By Margot Sheehan / San Diego Reader Archives / Republished June 6, 2026
The Frontier Homes Housing Project — 3500 “temporary” dwellings constructed in the first nine months of 1944. One of the largest developments of its kind ever built in the USA — Designed to last for two years and enduring (parts of it, at least) for 20. Was there ever such a project, so grand, so ghastly, and so successfully erased from civic memory?
Don’t look for Frontier in the Journal of San Diego History or in any of those big picture books that Neil Morgan used to crank out. The only people who really remember the project are the people who lived there. Old timers who didn’t live there, even folks who drove past Frontier every day, will give you all kinds of cockeyed answers when you ask about it. “Oh, yeah, you mean those military barracks.” “Frontier? That was Navy housing.” Someone might even offer that 1950s misconception that Lait and Mortimer provide in USA Confidential: “a low-income housing project for Mexicans and Negroes.”
No. Frontier was a war-workers’ project, built mainly to house Convair employees and their families. And while this may be the first time you’ve ever heard of the project, you probably know the site fairly well. It’s that strip mall hell and industrial shantytown intersected by Midway and Rosecrans and Sports Arena Boulevard. Land of nudie shows and junk-food shops. A region so bleak and sprawling that it invites motorists to wonder, as they whiz past on I-5 or 8, “Is this place just naturally ugly, or did someone plan it this way?”

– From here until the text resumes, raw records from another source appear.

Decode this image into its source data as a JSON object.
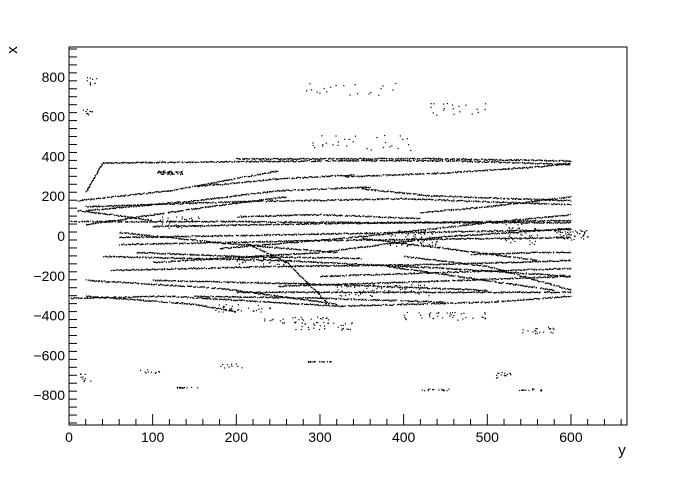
{
  "chart_data": {
    "type": "scatter",
    "title": "",
    "xlabel": "y",
    "ylabel": "x",
    "xlim": [
      0,
      667
    ],
    "ylim": [
      -950,
      950
    ],
    "grid": false,
    "legend": "none",
    "x_ticks": [
      0,
      100,
      200,
      300,
      400,
      500,
      600
    ],
    "x_tick_labels": [
      "0",
      "100",
      "200",
      "300",
      "400",
      "500",
      "600"
    ],
    "y_ticks": [
      800,
      600,
      400,
      200,
      0,
      -200,
      -400,
      -600,
      -800
    ],
    "y_tick_labels": [
      "800",
      "600",
      "400",
      "200",
      "0",
      "−200",
      "−400",
      "−600",
      "−800"
    ],
    "marker_color": "#000000",
    "tracks": [
      [
        [
          20,
          225
        ],
        [
          40,
          370
        ],
        [
          350,
          382
        ],
        [
          460,
          380
        ],
        [
          600,
          362
        ]
      ],
      [
        [
          200,
          390
        ],
        [
          420,
          392
        ],
        [
          600,
          380
        ]
      ],
      [
        [
          10,
          180
        ],
        [
          120,
          230
        ],
        [
          250,
          330
        ]
      ],
      [
        [
          20,
          150
        ],
        [
          200,
          175
        ],
        [
          400,
          190
        ],
        [
          600,
          160
        ]
      ],
      [
        [
          350,
          240
        ],
        [
          430,
          205
        ],
        [
          600,
          180
        ]
      ],
      [
        [
          20,
          130
        ],
        [
          150,
          180
        ],
        [
          250,
          230
        ],
        [
          360,
          250
        ]
      ],
      [
        [
          100,
          50
        ],
        [
          300,
          65
        ],
        [
          600,
          80
        ]
      ],
      [
        [
          60,
          -5
        ],
        [
          200,
          5
        ],
        [
          400,
          20
        ],
        [
          600,
          35
        ]
      ],
      [
        [
          60,
          -40
        ],
        [
          300,
          -20
        ],
        [
          500,
          -10
        ],
        [
          600,
          -5
        ]
      ],
      [
        [
          100,
          -130
        ],
        [
          300,
          -80
        ],
        [
          450,
          0
        ],
        [
          600,
          40
        ]
      ],
      [
        [
          180,
          -60
        ],
        [
          350,
          0
        ],
        [
          500,
          70
        ],
        [
          600,
          110
        ]
      ],
      [
        [
          40,
          -100
        ],
        [
          250,
          -120
        ],
        [
          450,
          -160
        ],
        [
          600,
          -200
        ]
      ],
      [
        [
          20,
          -220
        ],
        [
          180,
          -260
        ],
        [
          320,
          -340
        ]
      ],
      [
        [
          0,
          -310
        ],
        [
          120,
          -300
        ],
        [
          200,
          -320
        ],
        [
          320,
          -350
        ],
        [
          500,
          -330
        ],
        [
          600,
          -300
        ]
      ],
      [
        [
          20,
          -300
        ],
        [
          150,
          -340
        ],
        [
          200,
          -380
        ]
      ],
      [
        [
          200,
          -280
        ],
        [
          400,
          -280
        ],
        [
          600,
          -280
        ]
      ],
      [
        [
          250,
          -250
        ],
        [
          400,
          -230
        ],
        [
          600,
          -200
        ]
      ],
      [
        [
          300,
          -200
        ],
        [
          450,
          -180
        ],
        [
          600,
          -160
        ]
      ],
      [
        [
          100,
          -220
        ],
        [
          300,
          -240
        ],
        [
          500,
          -270
        ]
      ],
      [
        [
          50,
          -170
        ],
        [
          250,
          -150
        ],
        [
          450,
          -140
        ],
        [
          600,
          -120
        ]
      ],
      [
        [
          210,
          -30
        ],
        [
          260,
          -130
        ],
        [
          310,
          -340
        ]
      ],
      [
        [
          150,
          -300
        ],
        [
          300,
          -310
        ],
        [
          450,
          -330
        ]
      ],
      [
        [
          10,
          130
        ],
        [
          50,
          110
        ],
        [
          100,
          80
        ]
      ],
      [
        [
          400,
          -100
        ],
        [
          500,
          -150
        ],
        [
          600,
          -270
        ]
      ],
      [
        [
          350,
          -10
        ],
        [
          450,
          -60
        ],
        [
          560,
          -120
        ]
      ],
      [
        [
          60,
          20
        ],
        [
          200,
          -40
        ],
        [
          320,
          -80
        ]
      ],
      [
        [
          80,
          -80
        ],
        [
          200,
          -100
        ],
        [
          350,
          -110
        ]
      ],
      [
        [
          480,
          -90
        ],
        [
          560,
          -80
        ],
        [
          600,
          -80
        ]
      ],
      [
        [
          380,
          -150
        ],
        [
          480,
          -210
        ],
        [
          580,
          -270
        ]
      ],
      [
        [
          0,
          75
        ],
        [
          200,
          75
        ],
        [
          350,
          70
        ],
        [
          560,
          70
        ],
        [
          600,
          70
        ]
      ],
      [
        [
          20,
          60
        ],
        [
          150,
          140
        ],
        [
          260,
          200
        ]
      ],
      [
        [
          330,
          300
        ],
        [
          450,
          320
        ],
        [
          560,
          350
        ],
        [
          600,
          370
        ]
      ],
      [
        [
          150,
          250
        ],
        [
          250,
          290
        ],
        [
          340,
          310
        ]
      ],
      [
        [
          420,
          120
        ],
        [
          500,
          150
        ],
        [
          600,
          200
        ]
      ],
      [
        [
          200,
          100
        ],
        [
          300,
          110
        ],
        [
          420,
          90
        ]
      ]
    ],
    "clusters": [
      [
        [
          120,
          320
        ],
        30,
        20,
        60
      ],
      [
        [
          600,
          10
        ],
        40,
        60,
        60
      ],
      [
        [
          540,
          20
        ],
        40,
        120,
        40
      ],
      [
        [
          410,
          -10
        ],
        60,
        80,
        70
      ],
      [
        [
          380,
          -270
        ],
        120,
        60,
        60
      ],
      [
        [
          450,
          -400
        ],
        100,
        40,
        40
      ],
      [
        [
          270,
          -420
        ],
        80,
        30,
        30
      ],
      [
        [
          200,
          -360
        ],
        80,
        40,
        30
      ],
      [
        [
          130,
          70
        ],
        60,
        60,
        40
      ],
      [
        [
          300,
          -630
        ],
        30,
        5,
        20
      ],
      [
        [
          140,
          -760
        ],
        30,
        5,
        15
      ],
      [
        [
          440,
          -770
        ],
        40,
        10,
        15
      ],
      [
        [
          550,
          -770
        ],
        30,
        10,
        15
      ],
      [
        [
          520,
          -700
        ],
        20,
        40,
        15
      ],
      [
        [
          350,
          470
        ],
        120,
        80,
        30
      ],
      [
        [
          330,
          740
        ],
        120,
        60,
        20
      ],
      [
        [
          460,
          640
        ],
        80,
        60,
        20
      ],
      [
        [
          20,
          -710
        ],
        15,
        40,
        10
      ],
      [
        [
          25,
          780
        ],
        15,
        40,
        10
      ],
      [
        [
          20,
          630
        ],
        15,
        40,
        10
      ],
      [
        [
          230,
          -120
        ],
        60,
        40,
        40
      ],
      [
        [
          300,
          -450
        ],
        80,
        40,
        30
      ],
      [
        [
          100,
          -680
        ],
        40,
        20,
        10
      ],
      [
        [
          560,
          -470
        ],
        40,
        40,
        20
      ],
      [
        [
          200,
          -650
        ],
        40,
        30,
        10
      ]
    ]
  }
}
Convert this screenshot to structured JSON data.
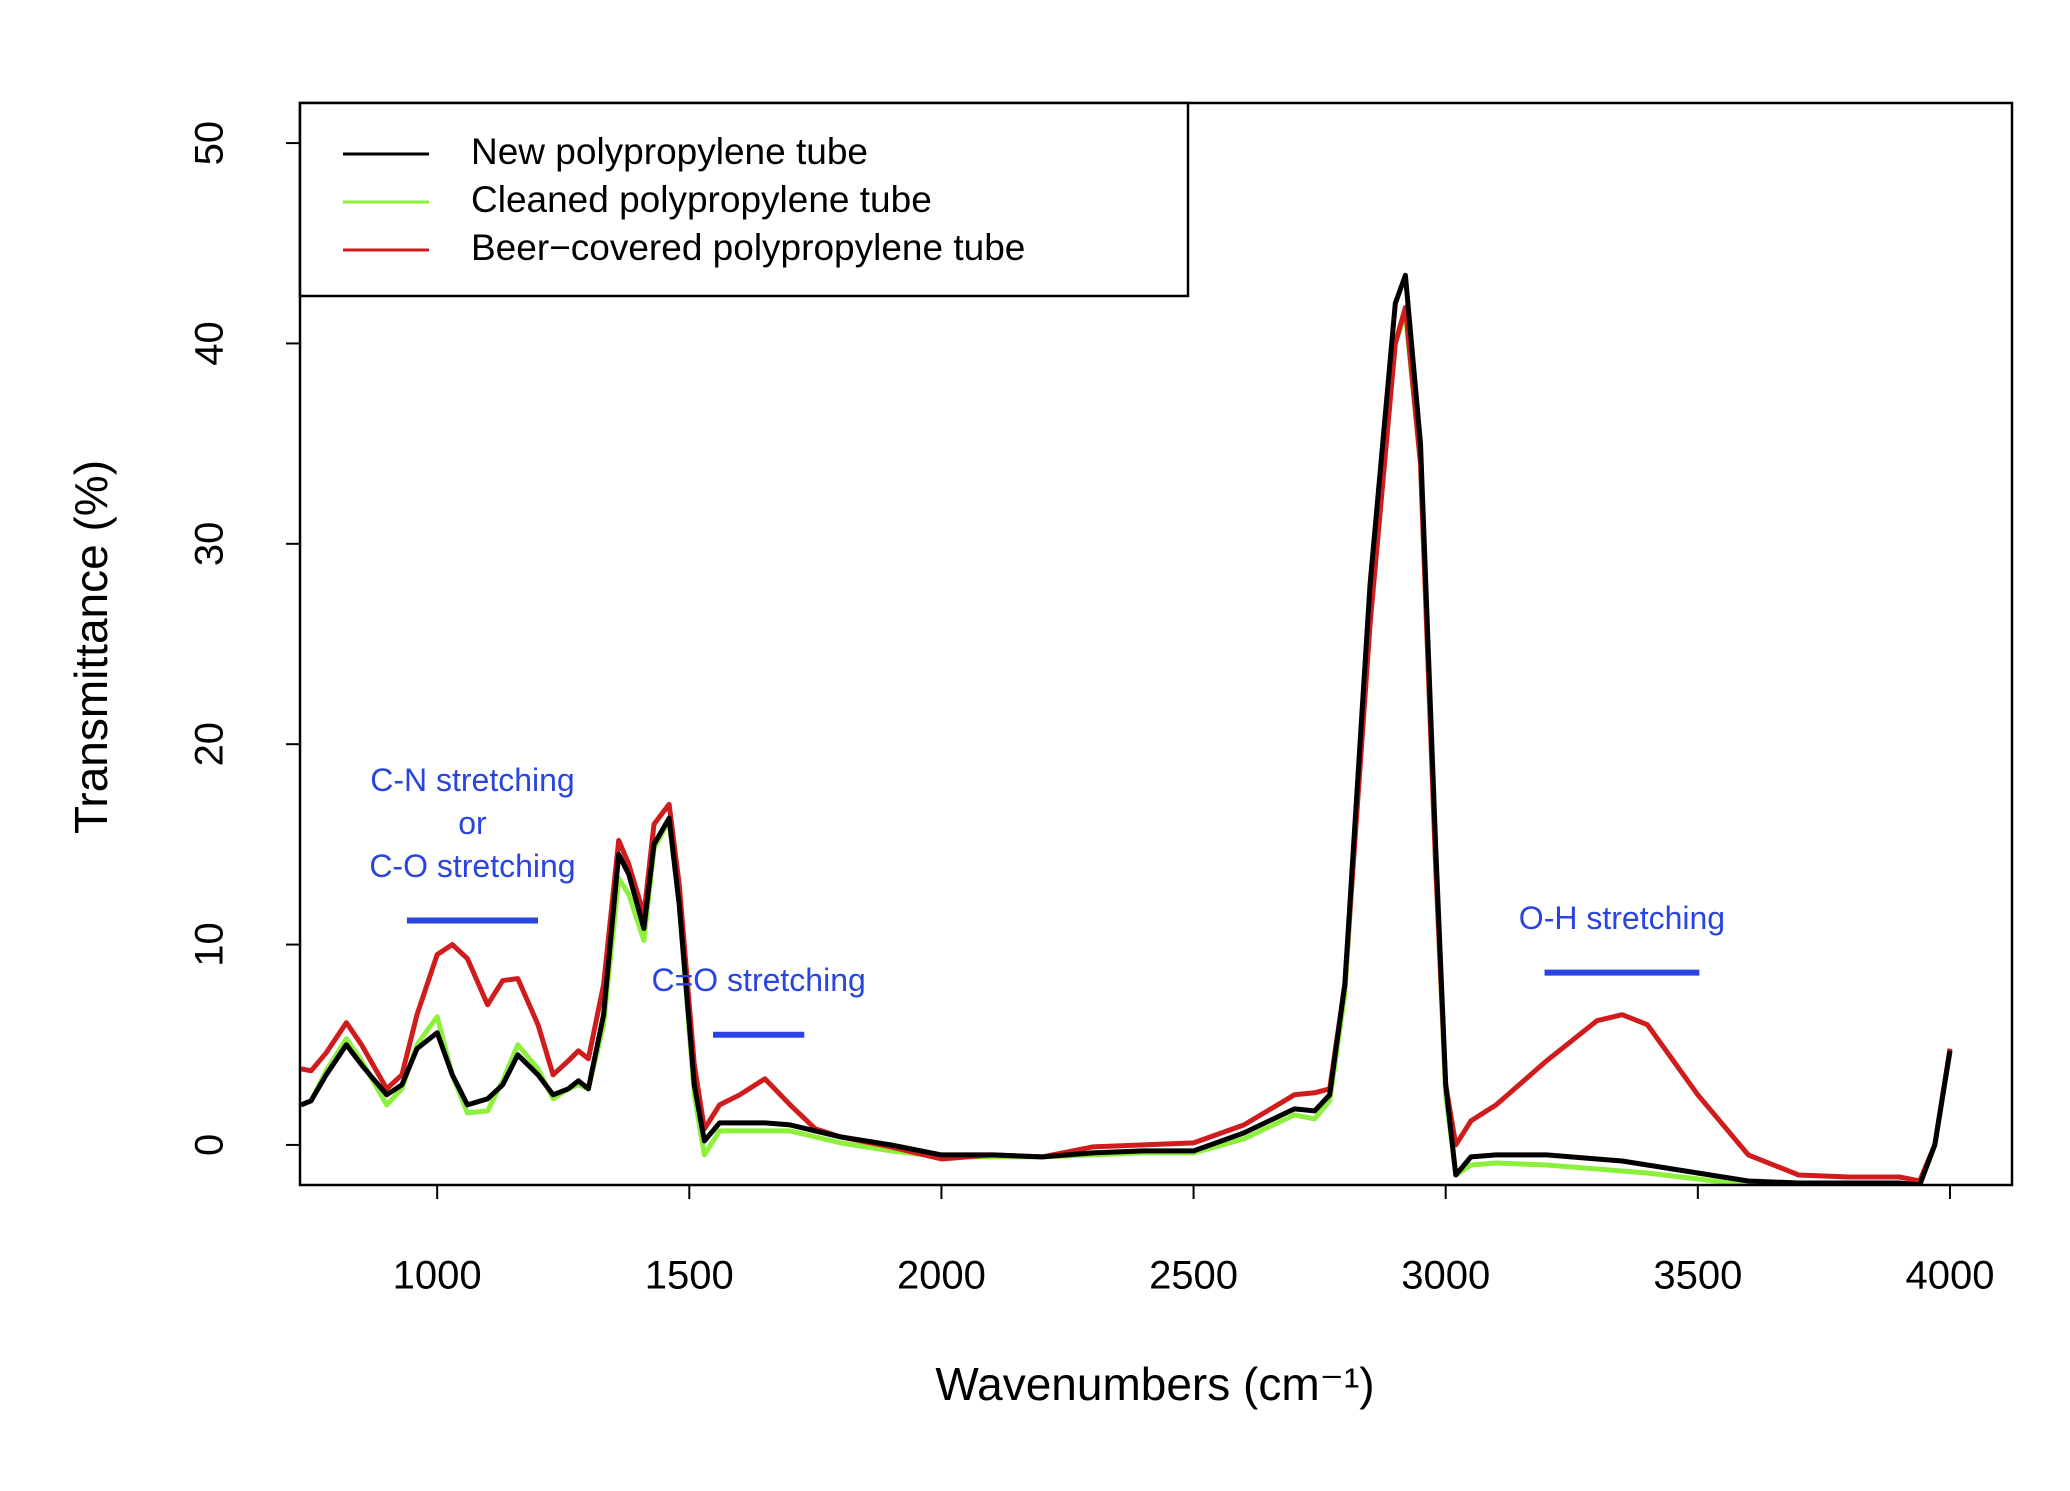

Yes. The area started out as an unattractive locale, and development made it even uglier. At one time, say, 100 years ago, it was a dusty, dry river bottom with little vegetation and a high water table of seawater. Its most prominent feature was a long levee that the government had built to tame the springtime flooding of the meandering San Diego River. Sometimes the dike held, sometimes it didn’t.